Quality: I can’t tell the difference. Can you?
Let’s take a look at larger images and see how that effects our results.
Guetzli vs MozJPEG at 12 MPix - 48 MPix
JPEGs exported as quality 100 and 90 from Photoshop. Quality 100 then compressed via MozJPEG and Guetzli with byte size, real encoding time, and CPU encoding time provided.
|Byte Compression||Encoding Real Time||Encoding CPU Time|
Bytes: MozJPEG averaged 3.8% better byte compression, which makes them about equal when you consider the small sample size.
Time: Again, wow! The fastest Guetzli encoding was 20 minutes, while the slowest was over 3 hours.
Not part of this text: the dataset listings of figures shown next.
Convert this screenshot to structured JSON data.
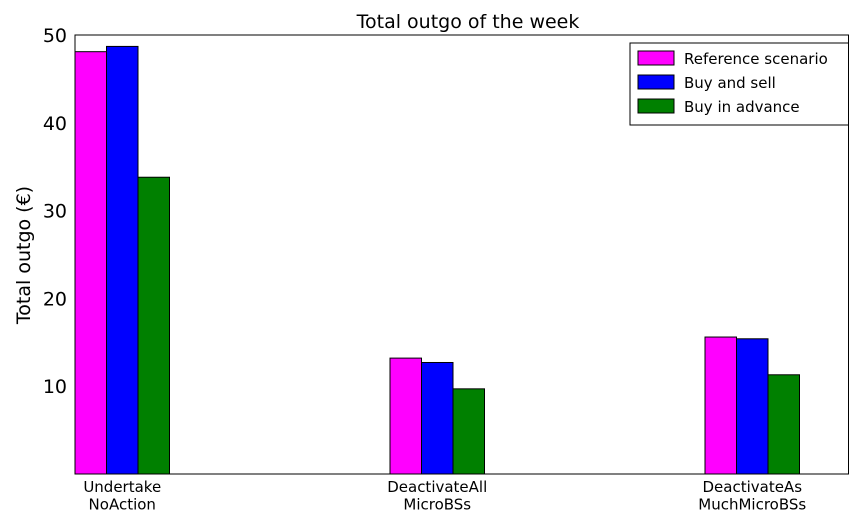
{
  "chart_data": {
    "type": "bar",
    "title": "Total outgo of the week",
    "ylabel": "Total outgo (€)",
    "categories": [
      "Undertake\nNoAction",
      "DeactivateAll\nMicroBSs",
      "DeactivateAs\nMuchMicroBSs"
    ],
    "series": [
      {
        "name": "Reference scenario",
        "color": "#ff00ff",
        "values": [
          48.1,
          13.2,
          15.6
        ]
      },
      {
        "name": "Buy and sell",
        "color": "#0000ff",
        "values": [
          48.7,
          12.7,
          15.4
        ]
      },
      {
        "name": "Buy in advance",
        "color": "#008000",
        "values": [
          33.8,
          9.7,
          11.3
        ]
      }
    ],
    "ylim": [
      0,
      50
    ],
    "yticks": [
      10,
      20,
      30,
      40,
      50
    ],
    "legend": "upper right"
  }
}
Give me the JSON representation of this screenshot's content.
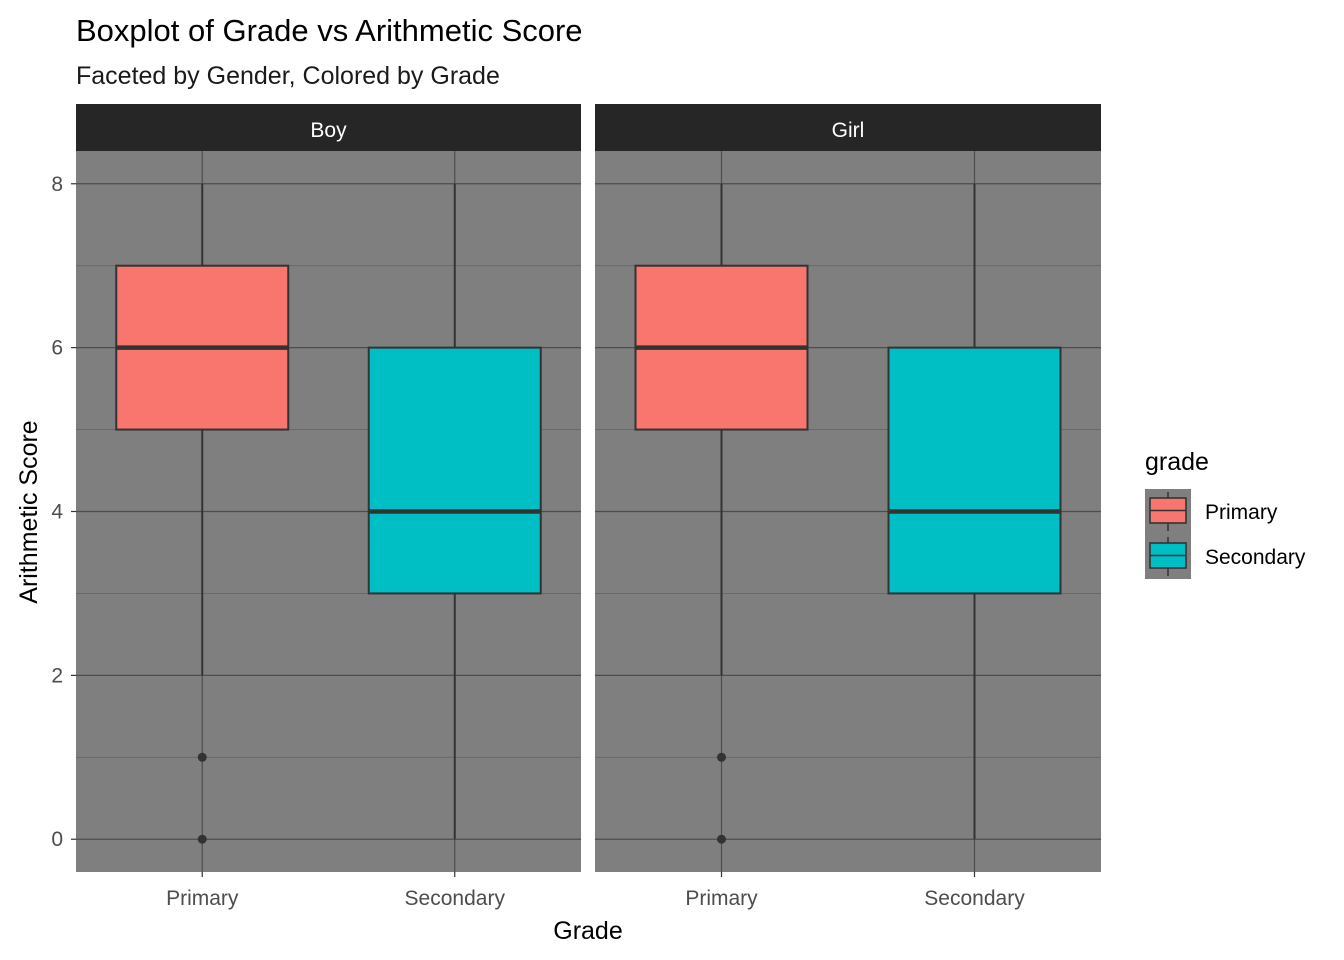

If you’re a photographer or someone else looking to store full size JPGs locally, Guetzli is completely impractical. Even iPhones shoot 12MPix these days, and our test at that size took 25 minutes to encode.
Parting Google Guetzli Thoughts
The idea of perceptual psycho-visual encoding improvements sounds cool. It is cool. At this time, however, there simply isn’t enough of a visual improvement to make Google Guetzli worth the absolutely astonishing processing time it takes—at least not for e-commerce.
In the interest of fairness, I should note that our test uses a small sample size and is for a specific use case: product photography workflows. Product images typically have simple backgrounds, full focus, and a high megapixel count; maybe Guetzli would perform better with another kind of image. We also care deeply about encoding speed because getting images from the studio to the web as fast as possible is critical to e-commerce success.
If you’re compressing product images for use on the web, MozJPEG remains the encoder of choice.